Multiply numbers step-by-step showing partial products, place value shifts, carries, and the final sum. Includes presets, a partial products table, carry visualization, and grid-method comparison.
The **Long Multiplication Calculator** breaks down multi-digit multiplication into clear, numbered steps — exactly the way you would solve it on paper. Enter any two whole numbers and instantly see every partial product, the place-value shift applied, any carries generated, and the final sum.
Long multiplication (also called the standard algorithm) works by multiplying the top number by each digit of the bottom number separately, shifting each partial product left by the appropriate number of places, and adding them all together. This calculator displays every stage in a detailed table so you can follow along, check homework, or teach the concept.
In addition to the standard method, the tool includes a grid (area/box) method breakdown that splits each factor into place-value components and shows the cross-products visually. This is the same approach used in many modern math curricula because it makes the distributive property explicit.
Carry digits are tracked and displayed for each partial product row, helping students see where regrouping happens. The final addition of partial products is shown with its own carry visualization. Presets range from simple single-digit products to challenging four-digit multiplications.
Output cards show the final product, the number of partial products, the largest carry generated, digit counts, and a decimal formatted result. Whether you are a student learning the algorithm or a teacher demonstrating the method, this calculator provides every detail in one place.
Long multiplication is useful when you want the place-value work behind the answer to stay visible.
It helps you verify carries, compare the standard algorithm with a grid method, and explain why each partial product contributes to the final sum. That makes it practical for homework checks, classroom demos, and any case where the process matters as much as the product.
a × b = Σ (a × bᵢ × 10ⁱ) for each digit bᵢ of b at position i
Result: 123 x 45 = 5,535.
Multiply 123 by 5 to get 615, then multiply 123 by 40 to get 4,920. Add the partial products to get 5,535.
Long multiplication works by turning one factor into a set of digit-by-digit products. Each row is a place-value shifted partial product, so the final sum is just the total of those aligned rows.
The carry is not a separate multiplication rule. It appears when the partial products are added together column by column. Watching the carry track makes it easier to see where the total changes.

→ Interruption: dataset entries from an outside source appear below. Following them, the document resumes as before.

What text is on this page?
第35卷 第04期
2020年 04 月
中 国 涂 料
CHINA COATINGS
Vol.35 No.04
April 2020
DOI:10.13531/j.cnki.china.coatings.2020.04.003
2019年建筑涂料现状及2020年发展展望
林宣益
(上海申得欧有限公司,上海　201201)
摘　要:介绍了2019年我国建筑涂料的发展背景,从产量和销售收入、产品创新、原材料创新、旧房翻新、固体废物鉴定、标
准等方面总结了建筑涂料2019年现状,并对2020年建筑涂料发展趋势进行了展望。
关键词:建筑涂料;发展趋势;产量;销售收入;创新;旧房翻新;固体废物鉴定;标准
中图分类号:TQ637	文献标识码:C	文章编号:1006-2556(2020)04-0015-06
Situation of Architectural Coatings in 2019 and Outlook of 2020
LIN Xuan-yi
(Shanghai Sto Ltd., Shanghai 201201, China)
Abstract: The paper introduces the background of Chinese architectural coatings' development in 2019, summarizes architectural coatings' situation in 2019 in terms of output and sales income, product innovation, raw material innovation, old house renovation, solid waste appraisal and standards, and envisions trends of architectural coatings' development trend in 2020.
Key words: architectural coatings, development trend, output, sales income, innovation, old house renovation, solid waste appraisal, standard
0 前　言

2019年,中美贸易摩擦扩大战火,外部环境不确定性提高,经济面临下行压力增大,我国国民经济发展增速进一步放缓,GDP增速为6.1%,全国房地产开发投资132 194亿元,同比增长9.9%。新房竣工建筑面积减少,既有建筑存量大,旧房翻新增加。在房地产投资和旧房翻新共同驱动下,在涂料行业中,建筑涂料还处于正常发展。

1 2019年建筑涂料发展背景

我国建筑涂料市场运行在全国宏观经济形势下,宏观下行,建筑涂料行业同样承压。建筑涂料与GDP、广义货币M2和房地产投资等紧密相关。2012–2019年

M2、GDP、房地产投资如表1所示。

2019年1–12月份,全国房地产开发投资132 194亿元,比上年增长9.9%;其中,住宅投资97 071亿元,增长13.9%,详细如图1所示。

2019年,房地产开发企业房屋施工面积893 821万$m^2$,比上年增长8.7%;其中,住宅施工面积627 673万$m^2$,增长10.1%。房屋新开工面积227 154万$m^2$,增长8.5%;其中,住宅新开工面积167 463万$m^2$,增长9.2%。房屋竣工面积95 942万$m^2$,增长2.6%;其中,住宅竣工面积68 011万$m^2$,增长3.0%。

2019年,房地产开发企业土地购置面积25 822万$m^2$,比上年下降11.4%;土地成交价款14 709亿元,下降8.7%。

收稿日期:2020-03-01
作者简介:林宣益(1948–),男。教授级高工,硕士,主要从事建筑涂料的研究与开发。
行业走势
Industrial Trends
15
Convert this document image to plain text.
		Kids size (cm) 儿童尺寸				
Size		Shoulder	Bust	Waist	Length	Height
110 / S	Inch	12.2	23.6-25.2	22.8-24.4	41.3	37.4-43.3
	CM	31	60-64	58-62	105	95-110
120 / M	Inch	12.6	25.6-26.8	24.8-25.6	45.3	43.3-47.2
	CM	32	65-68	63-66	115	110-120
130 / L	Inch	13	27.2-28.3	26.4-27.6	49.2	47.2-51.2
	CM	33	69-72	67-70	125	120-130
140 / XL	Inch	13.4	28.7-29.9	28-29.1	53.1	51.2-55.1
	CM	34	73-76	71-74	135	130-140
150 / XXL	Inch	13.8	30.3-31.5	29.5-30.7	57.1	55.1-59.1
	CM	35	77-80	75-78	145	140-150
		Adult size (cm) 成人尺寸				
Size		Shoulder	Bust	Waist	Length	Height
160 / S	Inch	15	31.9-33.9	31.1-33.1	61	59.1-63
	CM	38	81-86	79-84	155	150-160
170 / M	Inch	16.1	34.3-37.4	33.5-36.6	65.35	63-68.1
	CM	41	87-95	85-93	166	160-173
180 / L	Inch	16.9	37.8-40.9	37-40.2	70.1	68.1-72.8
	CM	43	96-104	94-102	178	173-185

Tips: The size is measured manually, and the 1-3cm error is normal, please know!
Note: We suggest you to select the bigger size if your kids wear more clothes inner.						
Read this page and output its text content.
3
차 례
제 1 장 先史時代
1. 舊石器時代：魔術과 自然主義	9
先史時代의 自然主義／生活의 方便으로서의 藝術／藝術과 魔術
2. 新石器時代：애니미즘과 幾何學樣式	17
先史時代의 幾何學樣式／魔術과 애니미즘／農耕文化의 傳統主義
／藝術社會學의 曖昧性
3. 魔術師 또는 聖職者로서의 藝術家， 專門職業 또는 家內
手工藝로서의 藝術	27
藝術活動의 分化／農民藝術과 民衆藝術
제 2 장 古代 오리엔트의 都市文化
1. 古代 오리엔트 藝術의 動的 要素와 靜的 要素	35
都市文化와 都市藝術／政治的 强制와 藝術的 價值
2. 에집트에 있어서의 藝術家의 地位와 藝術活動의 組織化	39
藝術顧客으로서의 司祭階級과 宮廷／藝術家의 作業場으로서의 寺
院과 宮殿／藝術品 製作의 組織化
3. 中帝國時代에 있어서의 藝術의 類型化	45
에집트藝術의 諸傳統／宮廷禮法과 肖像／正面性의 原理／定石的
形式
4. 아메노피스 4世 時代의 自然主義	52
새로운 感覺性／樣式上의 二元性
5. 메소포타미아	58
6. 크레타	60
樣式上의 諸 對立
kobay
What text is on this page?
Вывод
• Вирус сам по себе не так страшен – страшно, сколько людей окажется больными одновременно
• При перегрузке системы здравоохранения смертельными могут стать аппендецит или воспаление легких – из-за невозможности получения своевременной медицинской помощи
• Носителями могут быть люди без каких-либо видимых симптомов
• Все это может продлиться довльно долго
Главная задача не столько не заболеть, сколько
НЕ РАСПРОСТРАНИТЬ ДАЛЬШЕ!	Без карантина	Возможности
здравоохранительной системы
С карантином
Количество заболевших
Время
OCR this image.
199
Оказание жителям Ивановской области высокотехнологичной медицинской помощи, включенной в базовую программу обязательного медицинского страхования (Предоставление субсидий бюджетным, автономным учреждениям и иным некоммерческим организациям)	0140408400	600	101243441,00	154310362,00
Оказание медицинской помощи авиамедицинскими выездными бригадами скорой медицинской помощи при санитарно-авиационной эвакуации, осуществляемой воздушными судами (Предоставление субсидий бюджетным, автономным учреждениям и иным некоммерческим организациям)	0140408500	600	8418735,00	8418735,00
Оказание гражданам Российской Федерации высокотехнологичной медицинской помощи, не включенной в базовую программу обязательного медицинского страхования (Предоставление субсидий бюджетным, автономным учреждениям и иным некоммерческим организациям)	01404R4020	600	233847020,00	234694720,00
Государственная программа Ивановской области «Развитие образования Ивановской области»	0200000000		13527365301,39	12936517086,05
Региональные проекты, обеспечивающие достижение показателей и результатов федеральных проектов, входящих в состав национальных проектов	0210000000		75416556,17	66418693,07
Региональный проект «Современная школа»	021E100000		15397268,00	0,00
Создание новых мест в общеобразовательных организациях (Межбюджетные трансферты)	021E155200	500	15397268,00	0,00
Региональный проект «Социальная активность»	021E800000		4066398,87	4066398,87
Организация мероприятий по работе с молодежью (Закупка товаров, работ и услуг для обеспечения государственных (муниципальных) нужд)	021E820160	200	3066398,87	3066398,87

The lattice or box method does not change the product. It reorganizes the same partial products into a rectangular grid, which helps when you want the distributive property made explicit.
Long multiplication is the standard paper-and-pencil algorithm for multiplying multi-digit numbers. You multiply by one digit at a time and add the shifted partial products.
Each partial product is the result of multiplying the entire multiplicand by a single digit of the multiplier, shifted left according to its place value. Adding all of those shifted rows together recreates the full product.
When the product of two digits exceeds 9, the tens digit is "carried" to the next column. For example, 7 × 8 = 56; write 6 and carry 5.
The grid method breaks each number into place-value parts (e.g. 23 = 20 + 3) and multiplies every pair. It is visually clearer but takes more writing.
This calculator works with whole numbers. For decimals, multiply as integers and then place the decimal point using the total number of decimal places.
The number of partial products equals the number of digits in the multiplier. A 3-digit × 4-digit problem has 4 partial products.